The simulator is proprietary to FOROIL and custom built for each reservoir.
Would it be correct to say that 'Digital Oil Recovery' is a workflow rather than a software?
Digital Oil Recovery is not software but it is so much more than a workflow. It uses proprietary software, and patented processes involving advanced mathematics, reservoir physics, and machine learning to produce a highly accurate forecast model and generate the best FDPs out of tens of millions tested.
In case we don't have enough available real data, how reliable would machine learning models based on synthetic simulation models be?
The corresponding data set would be most probably be poor and lack high frequency content. Such an academic exercise would need special care.
Do you have plan to increase the infill drilling as the best option?
Yes we discuss multiple economic scenarios with our clients and if they choose scenarios that involve capex then new drilling locations would likely be recommended as a component of the best plan.
How much will it cost for a FOROIL report on an example of a 100 wells field?
Digital Oil Recovery pricing is based on a small fraction of the value we deliver so it would depend on the specifics of the field in question. ROI for the client is typically in the 2000% - 3000% range.
Can you comment on the challenges around applying this to unconventional reservoirs?
We do not foresee any specific difficulty but it still has not been realized until now.
What machine learning technique is being used?
The machine learning is a custom and patented process that combines advanced mathematics with reservoir and well physics as well as heuristic, deterministic, and non-deterministic approaches for our advanced hybridized optimization process.
Can your method be applied for green field FDP development?
DOR technology does not typically apply to green field development as the process requires 7-10 years minimum of historical data to learn from. In addition it does not attempt to recommend new "step out" drilling locations or activities that have not been previously performed in the field.

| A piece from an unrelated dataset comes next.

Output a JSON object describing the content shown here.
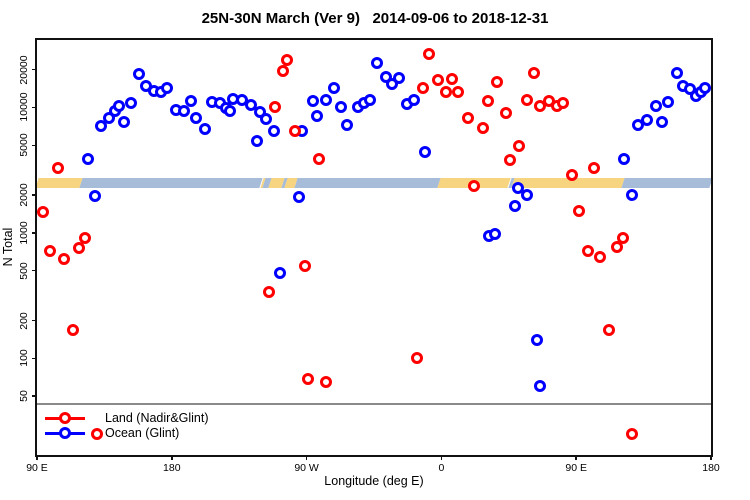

I am puzzled, I hear that the work is done by FOROIL rather than the engineers working on the Asset! Forecasting to me means, weekly monthly quarterly and annually! Please clarify how to operationalize the tool?
The forecast model is built by FOROIL's PhD mathematicians, reservoir engineers, data scientists and developers using their patented process and the available measured data over the entire field life. Events at daily or weekly time scale (surveillance of fluid levels, adjustment of pump rates, equipment maintenance and repair, etc.) must be carefully monitored and managed by the Client's operations team. FOROIL's forecast is reviewed with the Client's reservoir engineering team on a monthly to quarterly basis to take into account larger-scale events (e.g. well drilling schedule, changes to surface capacities) directly relevant to the reservoir management and incremental recovery.
Which well data do you need as minimum?
Production and injection volumes by well, by phase, by month. Well test data. Dynamic and static pressure data.
Can this technology be used to optimize the location and number of wells in an infill drilling campaign?
Yes, by identifying the under-drained or under-swept or over-depleted areas of the reservoir, an optimized infill drilling campaign is designed, accounting for interactions between wells and compliant with the current and future capacities of surface facilities.
Do you foresee problems with modeling steam recovery with gravity drainage?
No, we do not foresee any problem applying the technology to Steam Assisted Gravity Drainage (SAGD).
Is your history matching technique based on experimental design?
Our history matching is an iterative process that uses machine learning to scale the model complexity up and down relative to the data available in order to produce a model that has the best history match with the lowest forecast error.